O. Weiss: Der erste aller Christen

Neuner, Peter </>
 
Autor(en):
Titel:Der erste aller Christen. Zur deutschen Pascal-Rezeption von Friedrich Nietzsche bis Hans Urs von Balthasar
Ort:Regensburg
Verlag:Pustet
Jahr:
ISBN:978-3-7917-2461-4
Umfang/Preis:238 S.

Rezensiert für infoclio.ch und H-Soz-Kult von:
Peter Neuner
E-Mail: </>

Blaise Pascal (1623–1662) gehört zweifellos zu den Großen der abendländischen Geistesgeschichte. Naturwissenschaftler, vor allem Mathematiker, kennen die von ihm erfundene Rechenmaschine, das Pascal’sche Dreieck, die Pascal’sche Schnecke, die nach ihm benannte Einheit des Drucks und die Computer-Programmiersprache, die heute seinen Namen trägt. Theologen begegnet er am ehesten unter der Pascal’schen Wette, einem der Wahrscheinlichkeitsrechnung verpflichteten Argument für die Existenz Gottes, den 1656/57 verfassen Briefen an einen Mann in der Provinz (Lettres provinciales), einer schneidenden, brillant geschriebenen Kritik an der zu seiner Zeit von den Jesuiten bestimmten Theologie, den Pensées, Gedankensplitter über die Religion und einige andere Gegenstände (1669), die er für eine Apologie des Christentums gesammelt hatte, und dem Mémorial, einem Zeugnis einer mystischen Erfahrung, die er 1654 niederschrieb und, um sie beständig bei sich zu führen, in seine Kleidung einnähte, und die nach seinem frühen Tod – er starb bereits 39-jährig – gefunden wurde.

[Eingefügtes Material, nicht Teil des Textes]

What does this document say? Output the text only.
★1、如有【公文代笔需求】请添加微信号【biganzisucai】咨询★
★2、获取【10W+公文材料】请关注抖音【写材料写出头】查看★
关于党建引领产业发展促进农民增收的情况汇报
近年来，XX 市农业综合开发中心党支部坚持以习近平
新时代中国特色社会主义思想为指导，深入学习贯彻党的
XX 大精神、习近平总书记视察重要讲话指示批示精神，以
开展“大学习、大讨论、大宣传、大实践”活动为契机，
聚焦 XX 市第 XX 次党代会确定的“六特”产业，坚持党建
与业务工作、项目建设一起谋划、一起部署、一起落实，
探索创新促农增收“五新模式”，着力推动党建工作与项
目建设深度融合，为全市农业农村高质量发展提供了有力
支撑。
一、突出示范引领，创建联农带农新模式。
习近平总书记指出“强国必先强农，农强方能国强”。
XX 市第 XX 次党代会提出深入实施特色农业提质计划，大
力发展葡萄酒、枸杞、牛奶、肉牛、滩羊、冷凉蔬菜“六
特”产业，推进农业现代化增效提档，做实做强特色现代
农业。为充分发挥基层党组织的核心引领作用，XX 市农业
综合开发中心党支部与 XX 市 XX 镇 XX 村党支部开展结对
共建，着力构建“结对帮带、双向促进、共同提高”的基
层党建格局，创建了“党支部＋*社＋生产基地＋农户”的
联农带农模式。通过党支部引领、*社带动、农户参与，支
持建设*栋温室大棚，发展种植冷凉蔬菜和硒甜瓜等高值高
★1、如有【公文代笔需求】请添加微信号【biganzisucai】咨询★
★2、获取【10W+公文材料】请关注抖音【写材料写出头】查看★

Pascal scheint zwei Gesichter zu haben: neben dem strengen Scientisten, der entscheidende Impulse nicht allein für die Wahrscheinlichkeitsrechnung, sondern auch für Integral und Differenzialrechnung gegeben hat, steht der Mystiker, der die «raisons du coeur», die Gründe des Herzens verteidigte, von denen der Verstand nichts weiß. Er stand dem Rigorismus des Jansenismus und dem von dort her inspirierten Kloster Port-Royal nahe, polemisierte gegen ein «billiges» Christentum und betonte den Sprung, den der Glaube an den «verhüllten Gott» verlangt. Aber er lebte nicht in zwei Welten, die nichts mit einander zu tun haben, sondern er versuchte sie zu verbinden: sein Argument von der Wette beweist dies ebenso wie seine Lettres provinciales, in denen er einen theologischen Rationalismus brandmarkte, der bei aller Korrektheit den Menschen emotional nicht zu bewegen vermochte.

In dieser Vielschichtigkeit stand Pascal außerhalb der Schulen neuzeitlicher Philosophie und Theologie und ließ sich von keiner der Richtungen beanspruchen, die sich vor allem seit der Aufklärung bildeten. In gewisser Weise blieb er eine Rätselgestalt, die sich gegen jede Zuordnung zu einem gegebenen System sperrte. So ist es kein Zufall, dass gerade Denker, die in vergleichbarer Weise nicht in das übliche Schema passten, sich oft auf Pascal beriefen und ihren Ansatz in der Auseinandersetzung mit ihm exemplifizierten. Diese Spur verfolgt Otto Weiss in der vorliegenden Studie zu Pascal.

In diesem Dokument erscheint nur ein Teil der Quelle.